I think this was salmon?

I think this was salmon?

Oh and sushi. I went to a tiny place in the trendy Newtown neighborhood of Sydney. It was called Sushi Train and they served their sushi on a conveyer belt. In case you're not familiar with the term "conveyer belt sushi", as I wasn't a few days ago, they basically put small plates of sushi and rolls on a slow moving conveyer belt and you just go at it. Let me tell you, it was one of the most stressful experiences of my life. The sushi started rolling past me and all of a sudden I had no idea what I wanted, or what anything even was. The first dish I grabbed looked amazing, but didn't even end up being fish. It was chicken disguised as fish in a sea of avocado, seaweed and soy sauce designs. I made the same mistake when grabbing my second dish and thought that sun-dried tomato was chopped tuna. Luckily, both dishes were good and I was able to easily pick out the fish dishes for the rest of my meal. I tried the salmon and tuna and some fishes that I don't even know the names of. Everything was delicious and everything was fresh. I think that next time I'd opt for a restaurant where I actually know what I'm eating, though. But it was definitely an experience!
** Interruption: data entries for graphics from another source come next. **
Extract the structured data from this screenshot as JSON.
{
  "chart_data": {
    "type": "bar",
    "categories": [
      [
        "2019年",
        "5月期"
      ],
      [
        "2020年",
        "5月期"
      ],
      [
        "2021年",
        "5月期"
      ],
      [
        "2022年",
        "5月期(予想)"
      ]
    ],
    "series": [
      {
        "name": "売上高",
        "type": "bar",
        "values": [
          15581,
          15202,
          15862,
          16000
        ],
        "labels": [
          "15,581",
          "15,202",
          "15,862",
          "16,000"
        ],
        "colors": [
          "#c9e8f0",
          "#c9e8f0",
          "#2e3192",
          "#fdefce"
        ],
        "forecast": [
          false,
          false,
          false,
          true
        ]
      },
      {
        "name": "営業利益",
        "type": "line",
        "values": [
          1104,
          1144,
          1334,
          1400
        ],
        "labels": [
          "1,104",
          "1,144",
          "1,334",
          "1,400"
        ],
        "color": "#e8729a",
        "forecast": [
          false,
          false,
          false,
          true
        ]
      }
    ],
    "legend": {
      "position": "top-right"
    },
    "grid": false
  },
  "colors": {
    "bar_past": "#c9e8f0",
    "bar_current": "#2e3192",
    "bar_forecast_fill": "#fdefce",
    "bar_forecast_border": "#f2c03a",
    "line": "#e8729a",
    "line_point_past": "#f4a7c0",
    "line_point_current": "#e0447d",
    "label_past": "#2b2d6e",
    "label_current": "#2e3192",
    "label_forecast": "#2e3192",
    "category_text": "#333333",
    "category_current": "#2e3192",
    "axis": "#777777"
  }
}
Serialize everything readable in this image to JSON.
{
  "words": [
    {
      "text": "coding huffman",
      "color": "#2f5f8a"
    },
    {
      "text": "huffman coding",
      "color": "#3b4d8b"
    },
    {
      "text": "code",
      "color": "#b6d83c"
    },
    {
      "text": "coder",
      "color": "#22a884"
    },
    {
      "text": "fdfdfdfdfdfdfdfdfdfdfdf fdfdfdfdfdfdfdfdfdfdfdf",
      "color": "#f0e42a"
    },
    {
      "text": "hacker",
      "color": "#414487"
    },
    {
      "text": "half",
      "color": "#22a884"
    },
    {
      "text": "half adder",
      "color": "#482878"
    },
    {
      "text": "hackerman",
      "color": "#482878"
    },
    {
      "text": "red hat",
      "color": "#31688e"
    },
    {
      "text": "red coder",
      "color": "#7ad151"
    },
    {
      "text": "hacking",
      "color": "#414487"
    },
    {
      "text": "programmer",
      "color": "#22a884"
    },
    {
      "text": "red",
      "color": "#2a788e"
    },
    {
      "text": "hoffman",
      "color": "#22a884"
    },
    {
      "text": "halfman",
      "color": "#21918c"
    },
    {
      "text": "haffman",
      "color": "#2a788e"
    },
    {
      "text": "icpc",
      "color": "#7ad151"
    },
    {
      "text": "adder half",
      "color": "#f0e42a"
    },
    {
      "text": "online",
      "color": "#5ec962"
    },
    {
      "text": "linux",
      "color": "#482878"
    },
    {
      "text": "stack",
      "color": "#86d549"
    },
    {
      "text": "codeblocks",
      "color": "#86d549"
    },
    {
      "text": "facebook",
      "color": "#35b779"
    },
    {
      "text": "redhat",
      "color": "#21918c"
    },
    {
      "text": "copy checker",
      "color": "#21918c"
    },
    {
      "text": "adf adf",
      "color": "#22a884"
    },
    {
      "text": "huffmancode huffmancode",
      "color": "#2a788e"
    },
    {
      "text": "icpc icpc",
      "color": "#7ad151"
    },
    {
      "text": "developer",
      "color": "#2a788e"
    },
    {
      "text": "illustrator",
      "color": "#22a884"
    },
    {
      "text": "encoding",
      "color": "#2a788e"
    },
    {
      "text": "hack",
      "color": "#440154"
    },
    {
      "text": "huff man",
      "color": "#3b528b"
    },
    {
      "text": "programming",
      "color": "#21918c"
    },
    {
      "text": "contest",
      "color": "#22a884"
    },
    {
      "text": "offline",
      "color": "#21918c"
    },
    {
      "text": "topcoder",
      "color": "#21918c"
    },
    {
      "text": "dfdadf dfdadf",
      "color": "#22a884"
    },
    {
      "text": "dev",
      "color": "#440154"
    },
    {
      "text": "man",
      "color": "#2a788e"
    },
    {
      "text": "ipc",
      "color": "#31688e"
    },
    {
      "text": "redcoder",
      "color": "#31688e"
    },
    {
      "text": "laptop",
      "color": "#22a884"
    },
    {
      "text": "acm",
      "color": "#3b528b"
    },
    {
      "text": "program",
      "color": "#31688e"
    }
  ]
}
I could write a book about all of the food that they have here. I could probably spend an entire lifetime just trying every different type of food and restaurant that Sydney has to offer. I'm already so tempted to go back to some of the restaurants I've tried, but there is so much still out there. I have yet to even see kangaroo or crocodile on a menu and I've avoided vegemite like the plague. I know, I know - it's a traditional Australian cuisine that I really do have to try. If I brought myself to try snails in Spain, I know that I'll be able to talk myself into trying vegemite at some point while I'm here. Just give me a chance to enjoy all of the good food they have to offer first. Oh, and you can totally buy peanut butter here and it's not even that expensive (unlike everything else - if you're coming to Australia, prepare yourself to drop some serious $$$$ on food).